Guskin went to Thailand with one of the first groups to serve in the Peace Corps, returned to earn a Ph.D. in social psychology and started a career in higher education, eventually serving as president of Antioch College and then chancellor of Antioch University from 1985 to 1997.

“Antioch is very committed to experiential learning and service, and there is a natural alignment between the Peace Corps’ interest in creating a better world and Antioch University’s interest in educating students to be active in creating a better world,” said Guskin, who currently teaches in AU’s Ph.D. program in Leadership and Change.
The partnership also makes sense because the kind of people that are drawn to the three-month language and cultural training and two-years of in-country service the Peace Corps requires, “tend to go back to school after they complete their service to get master’s degrees to work in the foreign service or for NGOs,” Guskin said.

According to Guskin, AU Chancellor Felice Nudelman deserves a lot of credit for forging the partnership with the Peace Corps. Nudelman saw the strong historic and cultural connection between the two organizations as an opportunity for “a really comprehensive collaboration,” she said in an interview last month.

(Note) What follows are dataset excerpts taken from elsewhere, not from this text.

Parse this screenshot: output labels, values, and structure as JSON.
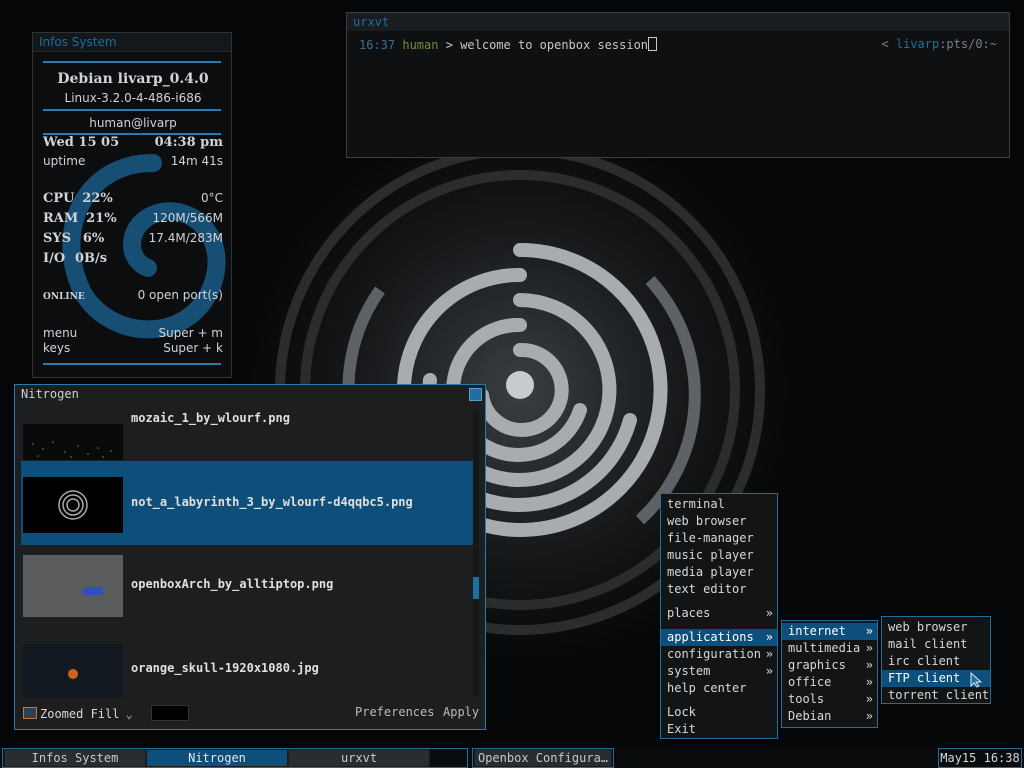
{
  "colors": {
    "accent": "#1f6e9e",
    "selection": "#0d4f7a",
    "background": "#050607"
  },
  "conky": {
    "title": "Infos System",
    "distro": "Debian livarp_0.4.0",
    "kernel": "Linux-3.2.0-4-486-i686",
    "user_host": "human@livarp",
    "date": "Wed 15 05",
    "time": "04:38 pm",
    "uptime_label": "uptime",
    "uptime_value": "14m 41s",
    "cpu_label": "CPU",
    "cpu_value": "22%",
    "cpu_temp": "0°C",
    "ram_label": "RAM",
    "ram_value": "21%",
    "ram_usage": "120M/566M",
    "sys_label": "SYS",
    "sys_value": "6%",
    "sys_usage": "17.4M/283M",
    "io_label": "I/O",
    "io_value": "0B/s",
    "net_label": "online",
    "net_value": "0 open port(s)",
    "menu_label": "menu",
    "menu_keys": "Super + m",
    "keys_label": "keys",
    "keys_keys": "Super + k"
  },
  "terminal": {
    "title": "urxvt",
    "prompt_time": "16:37",
    "prompt_user": "human",
    "prompt_sep": ">",
    "prompt_text": "welcome to openbox session",
    "right_open": "<",
    "right_host": "livarp",
    "right_rest": ":pts/0:~"
  },
  "nitrogen": {
    "title": "Nitrogen",
    "files": [
      "mozaic_1_by_wlourf.png",
      "not_a_labyrinth_3_by_wlourf-d4qqbc5.png",
      "openboxArch_by_alltiptop.png",
      "orange_skull-1920x1080.jpg"
    ],
    "zoom_mode": "Zoomed Fill",
    "preferences_label": "Preferences",
    "apply_label": "Apply"
  },
  "menu_main": {
    "items": [
      "terminal",
      "web browser",
      "file-manager",
      "music player",
      "media player",
      "text editor",
      "places",
      "applications",
      "configuration",
      "system",
      "help center",
      "Lock",
      "Exit"
    ],
    "submenu_arrow": "»"
  },
  "menu_apps": {
    "items": [
      "internet",
      "multimedia",
      "graphics",
      "office",
      "tools",
      "Debian"
    ]
  },
  "menu_internet": {
    "items": [
      "web browser",
      "mail client",
      "irc client",
      "FTP client",
      "torrent client"
    ]
  },
  "taskbar": {
    "tasks": [
      "Infos System",
      "Nitrogen",
      "urxvt"
    ],
    "other_task": "Openbox Configura…",
    "clock": "May15 16:38"
  }
}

“As a university that embraces service and integrates social, economic and environmental justice themes into all of our academic programs, expanding our offerings for present and future Peace Corps volunteers and becoming a Peace Corps Employer of National Service perfectly aligns with our mission and vision,” she said. “Blending Peace Corps service with graduate and doctoral degree studies and experiential learning opportunities prepares students to truly be effective global citizens empowered to make a difference in the lives of others.”

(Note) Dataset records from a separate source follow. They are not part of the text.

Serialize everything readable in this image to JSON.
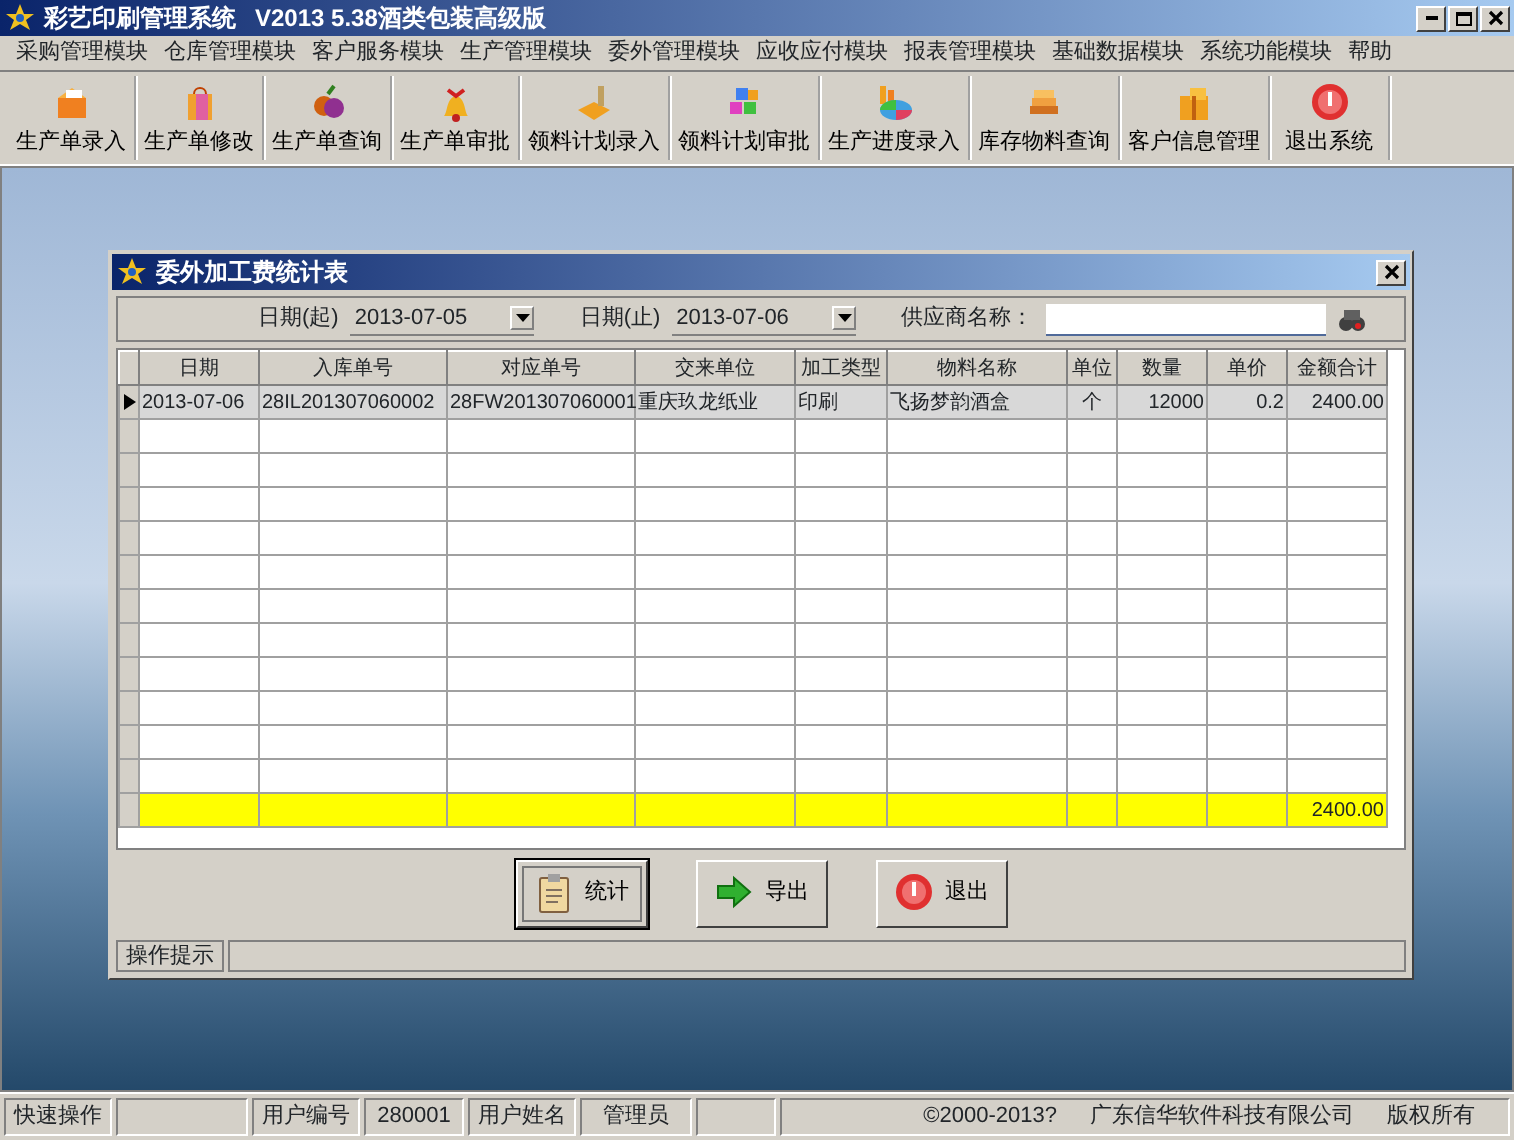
{
  "window": {
    "title": "彩艺印刷管理系统",
    "version": "V2013 5.38酒类包装高级版"
  },
  "menu": [
    "采购管理模块",
    "仓库管理模块",
    "客户服务模块",
    "生产管理模块",
    "委外管理模块",
    "应收应付模块",
    "报表管理模块",
    "基础数据模块",
    "系统功能模块",
    "帮助"
  ],
  "toolbar": [
    "生产单录入",
    "生产单修改",
    "生产单查询",
    "生产单审批",
    "领料计划录入",
    "领料计划审批",
    "生产进度录入",
    "库存物料查询",
    "客户信息管理",
    "退出系统"
  ],
  "child_window": {
    "title": "委外加工费统计表",
    "filters": {
      "date_from_label": "日期(起)",
      "date_from": "2013-07-05",
      "date_to_label": "日期(止)",
      "date_to": "2013-07-06",
      "supplier_label": "供应商名称："
    },
    "table": {
      "columns": [
        "日期",
        "入库单号",
        "对应单号",
        "交来单位",
        "加工类型",
        "物料名称",
        "单位",
        "数量",
        "单价",
        "金额合计"
      ],
      "rows": [
        {
          "selected": true,
          "cells": [
            "2013-07-06",
            "28IL201307060002",
            "28FW201307060001",
            "重庆玖龙纸业",
            "印刷",
            "飞扬梦韵酒盒",
            "个",
            "12000",
            "0.2",
            "2400.00"
          ]
        }
      ],
      "total": "2400.00"
    },
    "buttons": [
      {
        "label": "统计",
        "focused": true
      },
      {
        "label": "导出",
        "focused": false
      },
      {
        "label": "退出",
        "focused": false
      }
    ],
    "hint_label": "操作提示"
  },
  "status_bar": {
    "quick_label": "快速操作",
    "user_id_label": "用户编号",
    "user_id": "280001",
    "user_name_label": "用户姓名",
    "user_name": "管理员",
    "copyright": "©2000-2013?",
    "company": "广东信华软件科技有限公司",
    "rights": "版权所有"
  }
}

Last fall, AU New England launched the first Master’s International degree program in the environmental studies department. According to Rhoades, the first three students enrolled in January and will spend the first two semesters completing initial coursework before launching into their two years of Peace Corps service, set to begin this winter in places such as East Africa and South America. Having earned up to 12 credit hours and an $8,000 Peace Corps stipend on their return, they will take the remainder of their coursework and write a thesis to complete the degree.

The first Ph.D. program associated with the Peace Corps was launched earlier this year in the environmental studies department of AUNE. Meanwhile the university will work over the summer and beyond to develop master’s degree opportunities in other departments across the other campuses in the sectors of environment, agriculture, health and education.

Rhoades anticipates that the hands-on Peace Corps experience will engage students in their academic material, and help them to synthesize the knowledge for use as a thesis. Rhoades went through the process himself, realizing only after going abroad that Armenia had a deforestation problem and a lack of research driving land management policies. So he dug in, taking soil samples from deforested areas and analyzing the composition for use in future policy making.

“I knew I would be working with real issues in partnership with the community, and I was more engaged in the material because I knew I would have to apply it,” Rhoades said.

AU’s partnership with Peace Corps also expands the Peace Corps’ Coverdell Fellowships beyond AUNE to all five campuses. Coverdell Fellows are Peace Corps alumni who receive a 25 percent reduced tuition in exchange for service to underserved communities in the U.S. The grant could be useful to students in many programs across the university, including education, applied and clinical psychology, the MBA program, etc., Rhoades said.

In addition to its commitment as an Employer of National Service, the Coverdell grants gives an educational advantage to the kind of students the university wants to attract.

“We’re excited about helping these returning volunteers who have such a breadth and depth of experience,” Nudelman said.

Rhoades agreed the partnership would grow the university in the right ways.
“We’re getting these amazing people who enrich the intellectual and cultural vibrancy of the community with an engaged, global perspective,” he said. “It’s directly furthering AU’s values of promoting environmental and social and economic justice.”